ECC errors on serverless workers using L4
We are currently using L4 machines in the eu-ro region for our production environment(30~70 workers).
Based on the requests data, we have seen increasing hardware issues related to ECC errors and was wondering if we could get help in mitigating these failures.
Based on the "Requests" data from our endpoint, we see that the failures have increased starting from 2024.02.02. We do have a couple of questions, but ultimately, it would be great if we were provided some guidance to fully handling the failing requests.
- Are we expected to terminate the instance with this issue?
- Is there a way to handle this from the code (and not having to do it manually)
- Difference between "terminate" and "refresh"
- It seems that after terminating a worker that had an uncorrected ECC issue, a new pod is respawned on the same machine.
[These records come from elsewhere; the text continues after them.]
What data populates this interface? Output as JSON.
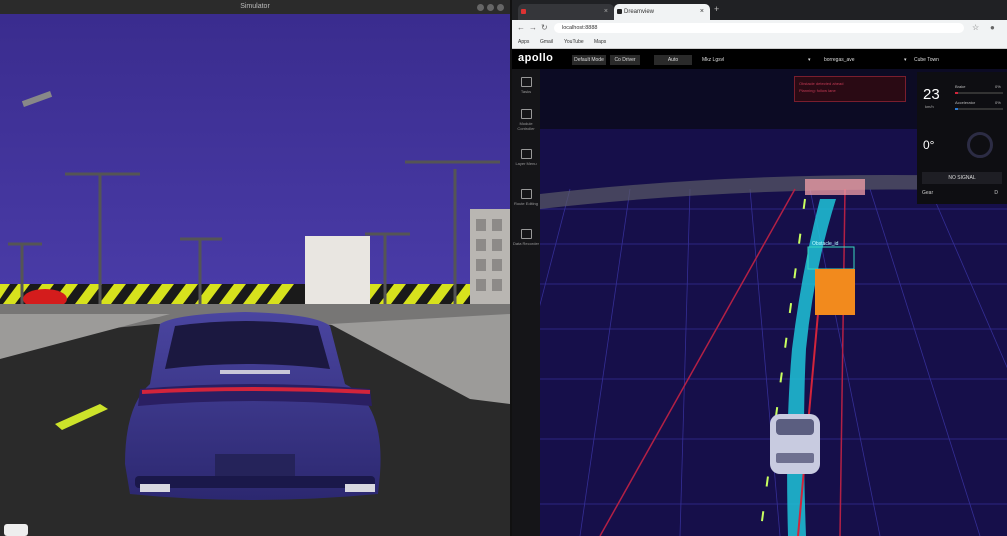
{
  "sim": {
    "window_title": "Simulator"
  },
  "browser": {
    "tabs": [
      {
        "label": "",
        "active": false
      },
      {
        "label": "Dreamview",
        "active": true
      }
    ],
    "url": "localhost:8888",
    "bookmarks": [
      "Apps",
      "Gmail",
      "YouTube",
      "Maps"
    ]
  },
  "dreamview": {
    "logo": "apollo",
    "header": {
      "setup_mode": "Default Mode",
      "vehicle": "Co Driver",
      "drive_mode": "Auto",
      "map_label": "Mkz Lgsvl",
      "map": "borregas_ave",
      "camera": "Cube Town"
    },
    "side_menu": [
      {
        "label": "Tasks",
        "icon": "tasks-icon"
      },
      {
        "label": "Module Controller",
        "icon": "module-controller-icon"
      },
      {
        "label": "Layer Menu",
        "icon": "layer-menu-icon"
      },
      {
        "label": "Route Editing",
        "icon": "route-editing-icon"
      },
      {
        "label": "Data Recorder",
        "icon": "data-recorder-icon"
      }
    ],
    "alert_lines": [
      "Obstacle detected ahead",
      "Planning: follow lane"
    ],
    "obstacle_label": "Obstacle_id",
    "status": {
      "speed": "23",
      "speed_unit": "km/h",
      "brake_label": "Brake",
      "brake_pct": "0%",
      "accel_label": "Accelerator",
      "accel_pct": "0%",
      "steering": "0°",
      "signal": "NO SIGNAL",
      "gear_label": "Gear",
      "gear_value": "D"
    }
  },
  "colors": {
    "sky": "#3f2f93",
    "trajectory": "#1fc3d8",
    "obstacle": "#f28a1d",
    "lane_red": "#b32045"
  }
}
Is there a way to avoid this
- For example, the machine with the ID
x4udv5lkhl7d
was still getting assigned pods even after terminating workers
- Any recommendations on monitoring for these occurrences in the workers we use (especially for those used in production)6 Replies
we have a uncorrectable ecc check already built-in, will look into that and see why that one server isn't being flagged
thanks! we keep seeing this particular machine (
x4udv5lkhl7d
) with ECC errorsDid you try terminating the worker? I usually terminate the worker when this kind of thing happens.
We've tried terminating, but at some later point in time, some of our workers get spawned on the same machine that has been throwing ECC errors.
Even after refreshing, the machine might recover, but this as well fails after some time.
@flash-singh I know you guys might be on holiday but do you have any updates for us?
this is worker id?
i was able to find the gpu causing this, we were checking for ecc.errors.uncorrected.volatile.total, while thats 0, ecc.errors.uncorrected.aggregate.total shows a high number of faults
https://gist.github.com/sansmoraxz/8a98d987f12d7edc983d611b8326fc67
will have to roll an update to start flagging gpus with those errors
this is solved now, took the server out of the pool
Awesome! Thank you very much for the help.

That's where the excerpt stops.